We also wanted to get an idea of how the proportions of videos by time category was distributed and created a pie chart.
ggplot(data = youtube, aes(x = factor(1), fill = time_of_day)) +
geom_bar(width =1, aes(fill = time_of_day)) +
coord_polar(theta = "y") +
labs(title = "Pie Chart of Videos by Time of Day", x = "", y = "Count of Videos", fill = "Time of Day Uploaded") +
theme(axis.text.y = element_blank(), axis.ticks = element_blank())
It is evident that the majority of videos were uploaded in the Afternoon followed by Night and then Morning. This could serve as a hint to an aspiring youtuber that his videos are more likely to get more attention from viewers if he publishes them during the afternoon than at night or in the morning.
youtube <- mutate(youtube, trending_date = as.Date(trending_date, format = "%y.%d.%m"))
views_per_day <- youtube %>%
group_by(trending_date) %>%
summarize(mean_views = mean(views)) %>%
mutate(trending_date = as.Date.factor(trending_date))
library(ggseas)
ggplot(data = views_per_day, aes(trending_date, mean_views)) + geom_line(color = "blue") +
stat_rollapplyr(width = 7, align = "right", size = 2, alpha=.6, color = "orange") + labs(
title = "Mean Views of Trending Videos by Day Trending",
x = "Month",
y = "Mean Views"
) + theme(plot.title = element_text(hjust = 0.5))
We found that the mean number of views increased very slightly up until April where it started to increase at a much faster rate compared to the previous year. In other words, more videos were viewed on the second half of a year than the first half.

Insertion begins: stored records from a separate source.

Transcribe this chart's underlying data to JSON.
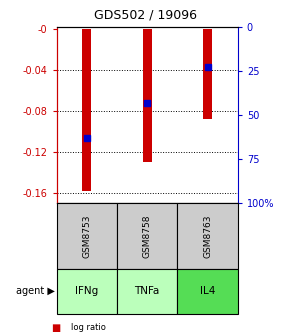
{
  "title": "GDS502 / 19096",
  "samples": [
    "GSM8753",
    "GSM8758",
    "GSM8763"
  ],
  "agents": [
    "IFNg",
    "TNFa",
    "IL4"
  ],
  "log_ratios": [
    -0.158,
    -0.13,
    -0.088
  ],
  "percentile_ranks": [
    63,
    43,
    23
  ],
  "ylim_left": [
    -0.17,
    0.002
  ],
  "yticks_left": [
    0,
    -0.04,
    -0.08,
    -0.12,
    -0.16
  ],
  "yticks_right_pct": [
    100,
    75,
    50,
    25,
    0
  ],
  "left_tick_labels": [
    "-0",
    "-0.04",
    "-0.08",
    "-0.12",
    "-0.16"
  ],
  "right_tick_labels": [
    "100%",
    "75",
    "50",
    "25",
    "0"
  ],
  "bar_color": "#cc0000",
  "marker_color": "#0000cc",
  "agent_colors": [
    "#bbffbb",
    "#bbffbb",
    "#55dd55"
  ],
  "sample_box_color": "#cccccc",
  "left_axis_color": "#cc0000",
  "right_axis_color": "#0000cc",
  "bar_width": 0.15
}
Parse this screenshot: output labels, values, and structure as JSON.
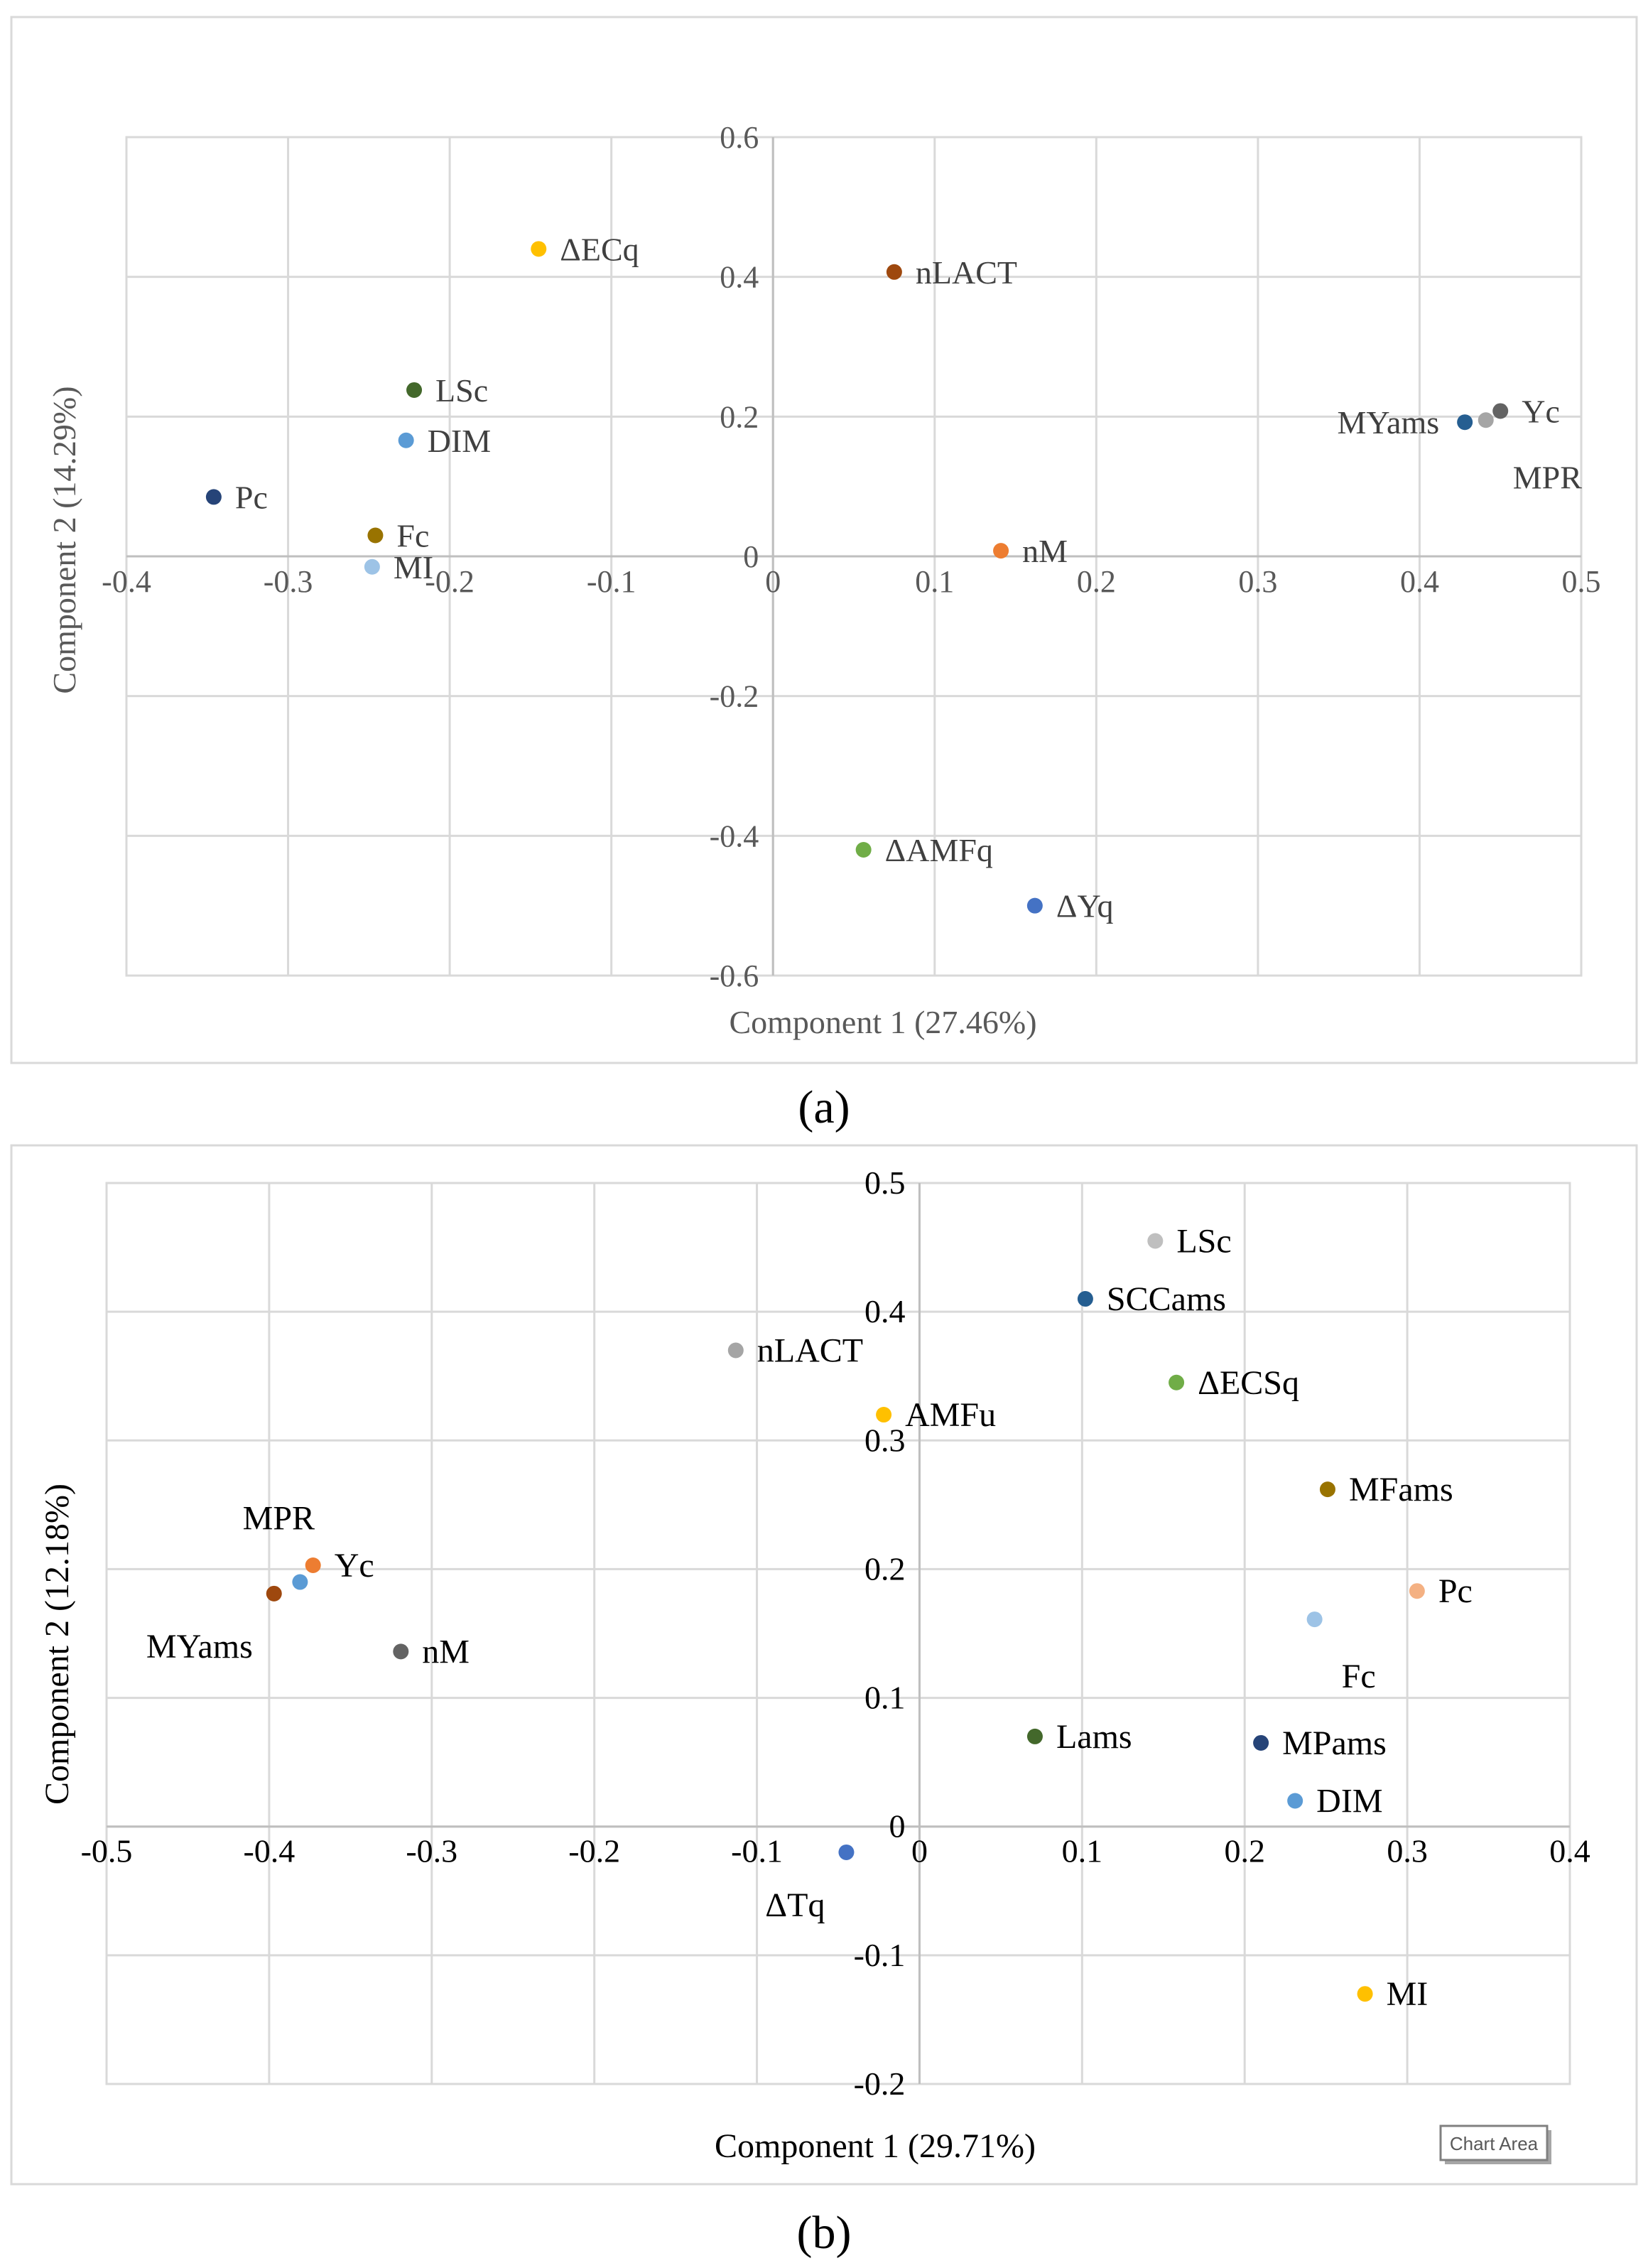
{
  "chart_data": [
    {
      "type": "scatter",
      "panel": "a",
      "caption": "(a)",
      "xlabel": "Component 1 (27.46%)",
      "ylabel": "Component 2 (14.29%)",
      "xlim": [
        -0.4,
        0.5
      ],
      "ylim": [
        -0.6,
        0.6
      ],
      "x_ticks": [
        "-0.4",
        "-0.3",
        "-0.2",
        "-0.1",
        "0",
        "0.1",
        "0.2",
        "0.3",
        "0.4",
        "0.5"
      ],
      "y_ticks": [
        "-0.6",
        "-0.4",
        "-0.2",
        "0",
        "0.2",
        "0.4",
        "0.6"
      ],
      "grid": true,
      "points": [
        {
          "label": "ΔECq",
          "x": -0.145,
          "y": 0.44,
          "color": "#FFC000",
          "label_pos": "right"
        },
        {
          "label": "nLACT",
          "x": 0.075,
          "y": 0.407,
          "color": "#9E480E",
          "label_pos": "right"
        },
        {
          "label": "LSc",
          "x": -0.222,
          "y": 0.238,
          "color": "#43682B",
          "label_pos": "right"
        },
        {
          "label": "DIM",
          "x": -0.227,
          "y": 0.166,
          "color": "#5B9BD5",
          "label_pos": "right"
        },
        {
          "label": "Pc",
          "x": -0.346,
          "y": 0.085,
          "color": "#264478",
          "label_pos": "right"
        },
        {
          "label": "Fc",
          "x": -0.246,
          "y": 0.03,
          "color": "#997300",
          "label_pos": "right"
        },
        {
          "label": "MI",
          "x": -0.248,
          "y": -0.015,
          "color": "#9DC3E6",
          "label_pos": "right"
        },
        {
          "label": "nM",
          "x": 0.141,
          "y": 0.008,
          "color": "#ED7D31",
          "label_pos": "right"
        },
        {
          "label": "MYams",
          "x": 0.428,
          "y": 0.192,
          "color": "#255E91",
          "label_pos": "left"
        },
        {
          "label": "Yc",
          "x": 0.45,
          "y": 0.208,
          "color": "#636363",
          "label_pos": "right"
        },
        {
          "label": "MPR",
          "x": 0.441,
          "y": 0.195,
          "color": "#A5A5A5",
          "label_pos": "below-right"
        },
        {
          "label": "ΔAMFq",
          "x": 0.056,
          "y": -0.42,
          "color": "#70AD47",
          "label_pos": "right"
        },
        {
          "label": "ΔYq",
          "x": 0.162,
          "y": -0.5,
          "color": "#4472C4",
          "label_pos": "right"
        }
      ]
    },
    {
      "type": "scatter",
      "panel": "b",
      "caption": "(b)",
      "xlabel": "Component 1 (29.71%)",
      "ylabel": "Component 2 (12.18%)",
      "xlim": [
        -0.5,
        0.4
      ],
      "ylim": [
        -0.2,
        0.5
      ],
      "x_ticks": [
        "-0.5",
        "-0.4",
        "-0.3",
        "-0.2",
        "-0.1",
        "0",
        "0.1",
        "0.2",
        "0.3",
        "0.4"
      ],
      "y_ticks": [
        "-0.2",
        "-0.1",
        "0",
        "0.1",
        "0.2",
        "0.3",
        "0.4",
        "0.5"
      ],
      "grid": true,
      "tooltip": "Chart Area",
      "points": [
        {
          "label": "LSc",
          "x": 0.145,
          "y": 0.455,
          "color": "#BFBFBF",
          "label_pos": "right"
        },
        {
          "label": "SCCams",
          "x": 0.102,
          "y": 0.41,
          "color": "#255E91",
          "label_pos": "right"
        },
        {
          "label": "nLACT",
          "x": -0.113,
          "y": 0.37,
          "color": "#A5A5A5",
          "label_pos": "right"
        },
        {
          "label": "ΔECSq",
          "x": 0.158,
          "y": 0.345,
          "color": "#70AD47",
          "label_pos": "right"
        },
        {
          "label": "AMFu",
          "x": -0.022,
          "y": 0.32,
          "color": "#FFC000",
          "label_pos": "right"
        },
        {
          "label": "MFams",
          "x": 0.251,
          "y": 0.262,
          "color": "#997300",
          "label_pos": "right"
        },
        {
          "label": "Pc",
          "x": 0.306,
          "y": 0.183,
          "color": "#F4B183",
          "label_pos": "right"
        },
        {
          "label": "Fc",
          "x": 0.243,
          "y": 0.161,
          "color": "#9DC3E6",
          "label_pos": "below-right"
        },
        {
          "label": "MPR",
          "x": -0.381,
          "y": 0.19,
          "color": "#5B9BD5",
          "label_pos": "above-left"
        },
        {
          "label": "Yc",
          "x": -0.373,
          "y": 0.203,
          "color": "#ED7D31",
          "label_pos": "right"
        },
        {
          "label": "MYams",
          "x": -0.397,
          "y": 0.181,
          "color": "#9E480E",
          "label_pos": "below-left"
        },
        {
          "label": "nM",
          "x": -0.319,
          "y": 0.136,
          "color": "#636363",
          "label_pos": "right"
        },
        {
          "label": "Lams",
          "x": 0.071,
          "y": 0.07,
          "color": "#43682B",
          "label_pos": "right"
        },
        {
          "label": "MPams",
          "x": 0.21,
          "y": 0.065,
          "color": "#264478",
          "label_pos": "right"
        },
        {
          "label": "DIM",
          "x": 0.231,
          "y": 0.02,
          "color": "#5B9BD5",
          "label_pos": "right"
        },
        {
          "label": "ΔTq",
          "x": -0.045,
          "y": -0.02,
          "color": "#4472C4",
          "label_pos": "below-left"
        },
        {
          "label": "MI",
          "x": 0.274,
          "y": -0.13,
          "color": "#FFC000",
          "label_pos": "right"
        }
      ]
    }
  ]
}
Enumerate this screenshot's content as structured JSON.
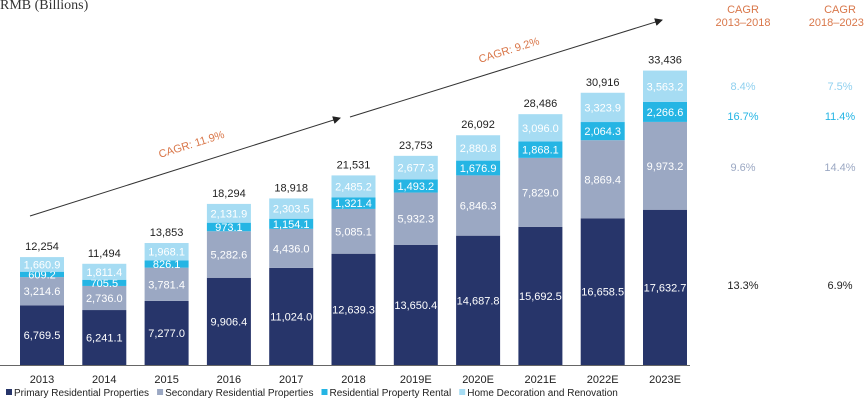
{
  "chart_data": {
    "type": "bar",
    "stacked": true,
    "unit_label": "RMB (Billions)",
    "categories": [
      "2013",
      "2014",
      "2015",
      "2016",
      "2017",
      "2018",
      "2019E",
      "2020E",
      "2021E",
      "2022E",
      "2023E"
    ],
    "totals": [
      "12,254",
      "11,494",
      "13,853",
      "18,294",
      "18,918",
      "21,531",
      "23,753",
      "26,092",
      "28,486",
      "30,916",
      "33,436"
    ],
    "series": [
      {
        "name": "Primary Residential Properties",
        "color": "#27356a",
        "values": [
          6769.5,
          6241.1,
          7277.0,
          9906.4,
          11024.0,
          12639.3,
          13650.4,
          14687.8,
          15692.5,
          16658.5,
          17632.7
        ]
      },
      {
        "name": "Secondary Residential Properties",
        "color": "#9ba8c3",
        "values": [
          3214.6,
          2736.0,
          3781.4,
          5282.6,
          4436.0,
          5085.1,
          5932.3,
          6846.3,
          7829.0,
          8869.4,
          9973.2
        ]
      },
      {
        "name": "Residential Property Rental",
        "color": "#25b5e4",
        "values": [
          609.2,
          705.5,
          826.1,
          973.1,
          1154.1,
          1321.4,
          1493.2,
          1676.9,
          1868.1,
          2064.3,
          2266.6
        ]
      },
      {
        "name": "Home Decoration and Renovation",
        "color": "#a6dcf3",
        "values": [
          1660.9,
          1811.4,
          1968.1,
          2131.9,
          2303.5,
          2485.2,
          2677.3,
          2880.8,
          3096.0,
          3323.9,
          3563.2
        ]
      }
    ],
    "ylim": [
      0,
      36000
    ],
    "grid": false,
    "legend": "bottom",
    "annotations": [
      "CAGR: 11.9%",
      "CAGR: 9.2%"
    ],
    "cagr_table": {
      "headers": [
        [
          "CAGR",
          "2013–2018"
        ],
        [
          "CAGR",
          "2018–2023E"
        ]
      ],
      "rows": [
        {
          "series": "Home Decoration and Renovation",
          "values": [
            "8.4%",
            "7.5%"
          ]
        },
        {
          "series": "Residential Property Rental",
          "values": [
            "16.7%",
            "11.4%"
          ]
        },
        {
          "series": "Secondary Residential Properties",
          "values": [
            "9.6%",
            "14.4%"
          ]
        },
        {
          "series": "Primary Residential Properties",
          "values": [
            "13.3%",
            "6.9%"
          ]
        }
      ]
    },
    "annotation_color": "#d9774a"
  }
}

ggplot(youtube, aes(x = log(likes), y = log(comment_count))) + geom_point(alpha = 0.5, color = "blue") + labs(title = "Distribution of Logged Likes and Logged Comments for Trending Videos", x = "Likes (log)", y = "Comment Count (log)")
We can clearly see that there is a very strong positive relationship between the number of likes and comments which make sense in context as people would be willing to share their thoughts on a video they enjoyed by providing constructive feedback and appreciation.
youtube$words_in_title <- lengths(strsplit(youtube$title, "\\W+"))
ggplot(data = youtube, aes(x = log(views), y = log(comment_count))) + geom_point(aes(color = words_in_title), alpha = 1) + labs(
title = "Distribution of log(likes) and log(dislikes) in Trending Youtube Videos",
x = "Likes (log)",
y = "Comment Count (log)",
color = "Number of Words in Title"
)
Although there are way too many data points to make a precise conclusion from the graph above, we noticed a rather darker section of points, less words in title, near the top right with high comment counts and high number of likes and roughly visualized videos with around 5~10 words in the title represented this area.
library(tm)
library(SnowballC)
library(wordcloud)
youtube.title = Corpus(VectorSource(youtube$title))
youtube.title = tm_map(youtube.title, content_transformer(tolower))
youtube.title = tm_map(youtube.title, removePunctuation)
youtube.title = tm_map(youtube.title, stripWhitespace)
dtm.youtube.title = DocumentTermMatrix(youtube.title, control = list(stopwords = TRUE, stemming = TRUE))
title.youtube.words = dtm.youtube.title$dimnames$Terms
title.youtube.freqs = colSums(as.matrix(dtm.youtube.title))
wordcloud(words = title.youtube.words, freq = title.youtube.freqs, max.words = 80, random.order = FALSE, color = "red")
We found that the word “official” followed by “video” and “trailer” were the most common words used in the most popular videos.
Exploring this dataset pertaining to youtube, we were able to find the following takeaways:
For future work, we are interested to examine which categories of videos were in particular more popular than others (based on the number of views), and further study the trends of such videos, such as if they increased over time, or decreased in recent years, and if so, starting when. We could then also study their relations to the number of likes, dislikes, and most frequently used, similar to what we have studied so far.